Has it then all been for nothing that you have had such a sister as Barb? During so many years, amid such close associations, of being part of our family has nothing been accomplished by her? Do you bury being family along with Barb? And why lament having lost her, if it be of no wonder to have known her? Believe me, a great part of those we have loved, though chance has removed their persons, still abides within us. The past (memories) are ours, and there is nothing more secure for us than that which has been.’

Originally written by Seneca and changed to meet my needs.

Goodbye Barb, you were well-loved and will be missed by us all.

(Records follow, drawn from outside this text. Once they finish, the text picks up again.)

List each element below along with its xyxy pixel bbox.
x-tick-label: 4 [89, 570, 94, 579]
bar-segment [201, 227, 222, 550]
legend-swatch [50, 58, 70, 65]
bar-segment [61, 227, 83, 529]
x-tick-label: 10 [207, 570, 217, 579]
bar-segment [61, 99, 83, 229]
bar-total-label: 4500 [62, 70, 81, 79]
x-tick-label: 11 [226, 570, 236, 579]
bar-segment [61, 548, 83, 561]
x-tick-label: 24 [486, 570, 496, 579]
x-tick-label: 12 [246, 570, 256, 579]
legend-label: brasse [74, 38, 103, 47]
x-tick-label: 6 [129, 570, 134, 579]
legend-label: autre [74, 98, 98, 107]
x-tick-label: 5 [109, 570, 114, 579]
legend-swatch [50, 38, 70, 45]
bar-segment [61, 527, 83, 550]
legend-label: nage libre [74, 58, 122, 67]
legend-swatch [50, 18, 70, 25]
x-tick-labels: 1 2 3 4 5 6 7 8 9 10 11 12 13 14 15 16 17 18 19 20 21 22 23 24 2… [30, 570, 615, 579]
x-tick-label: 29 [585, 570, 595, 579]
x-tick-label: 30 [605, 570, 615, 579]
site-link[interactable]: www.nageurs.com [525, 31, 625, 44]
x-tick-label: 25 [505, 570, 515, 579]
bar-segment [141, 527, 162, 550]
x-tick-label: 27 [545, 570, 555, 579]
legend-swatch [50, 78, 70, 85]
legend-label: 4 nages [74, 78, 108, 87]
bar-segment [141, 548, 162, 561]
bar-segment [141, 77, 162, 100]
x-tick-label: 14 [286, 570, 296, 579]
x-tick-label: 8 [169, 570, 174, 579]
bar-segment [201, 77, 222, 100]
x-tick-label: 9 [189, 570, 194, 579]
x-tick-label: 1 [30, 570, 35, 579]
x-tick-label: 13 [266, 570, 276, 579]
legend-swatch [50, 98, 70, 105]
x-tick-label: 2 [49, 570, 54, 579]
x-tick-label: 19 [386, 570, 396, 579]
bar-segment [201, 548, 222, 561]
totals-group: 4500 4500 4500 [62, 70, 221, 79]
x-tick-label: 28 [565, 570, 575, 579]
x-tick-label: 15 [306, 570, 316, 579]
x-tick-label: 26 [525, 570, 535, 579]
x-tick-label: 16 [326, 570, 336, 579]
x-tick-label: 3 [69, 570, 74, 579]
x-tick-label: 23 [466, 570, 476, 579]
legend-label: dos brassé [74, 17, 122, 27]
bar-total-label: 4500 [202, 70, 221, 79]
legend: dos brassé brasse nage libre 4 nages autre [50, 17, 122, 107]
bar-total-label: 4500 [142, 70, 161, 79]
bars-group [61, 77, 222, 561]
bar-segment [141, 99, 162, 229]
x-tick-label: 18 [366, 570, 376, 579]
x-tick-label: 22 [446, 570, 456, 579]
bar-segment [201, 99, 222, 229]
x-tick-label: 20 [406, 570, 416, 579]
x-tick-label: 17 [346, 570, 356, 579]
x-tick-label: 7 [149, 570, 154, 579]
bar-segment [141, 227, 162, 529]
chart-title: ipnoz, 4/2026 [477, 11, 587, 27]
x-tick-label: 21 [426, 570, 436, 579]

    • Andy – strangely enough, I use my writing to process my thoughts and get through these sections of life’s journey that get a little rocky. It forces me to focus myself and think about how I feel about what is happening to and around me. 🙂 It is tough to loose a sibling or other loved ones, but as we get older it becomes something that you deal with more than you want to. Life will get better again, it just takes time. 🙂


  1. Thank you for sharing during such a difficult time. I already fight with the shoulda’ woulda’ coulda’s for family members who are still with us. I regret decisions I made and things I didn’t say from the past…as young as 9 years old. I feel those ships already sailed. I said NO to a fishing trip with my Dad. For no reason other than I was cranky and hormonal. He is still alive, but I already regret not taking that fishing trip with him. I try to make it up now, but I will forever regret saying no to that fishing trip. I can’t even imagine how I will feel once he’s passed. A good reminder though…make the most of NOW. Tell them you love them (even if you’re angry), appreciate their presence (even if you don’t feel like being there), and say YES (even if you don’t want to at the time). Because one day, you might regret it. I’m sorry for your loss.

    Liked by 1 person

    • Thank you. If you have the time and opportunity to do things with family and friends when it does not interfere with your family’s life then do it. Making the most of now is important, but living a life you are comfortable with is more important. Sometimes our paths and our families lives go in different directions and that is okay, that is life. Sometimes you have to live the life you have and make the best of the results. Do the best you can and when people die try not to have regrets or a case of the should’ve, could’ve, would’ve.

      Liked by 2 people

      • I’m with my mom right now. She is a fighter but she probably won’t see dawn. Always questions unasked, things not said or done. I’m realizing I will never get to ask her who was in that picture and stuff like that.


      • Andy, I wish you the best and if there is anything you need that I can do while you are going through this difficult time, please let me know. Loosing your Mom is one of the hardest things that will happen to you, but you have to remember the good life that she had the how she will live on in you and your family’s memories. My prayers are with you my friend.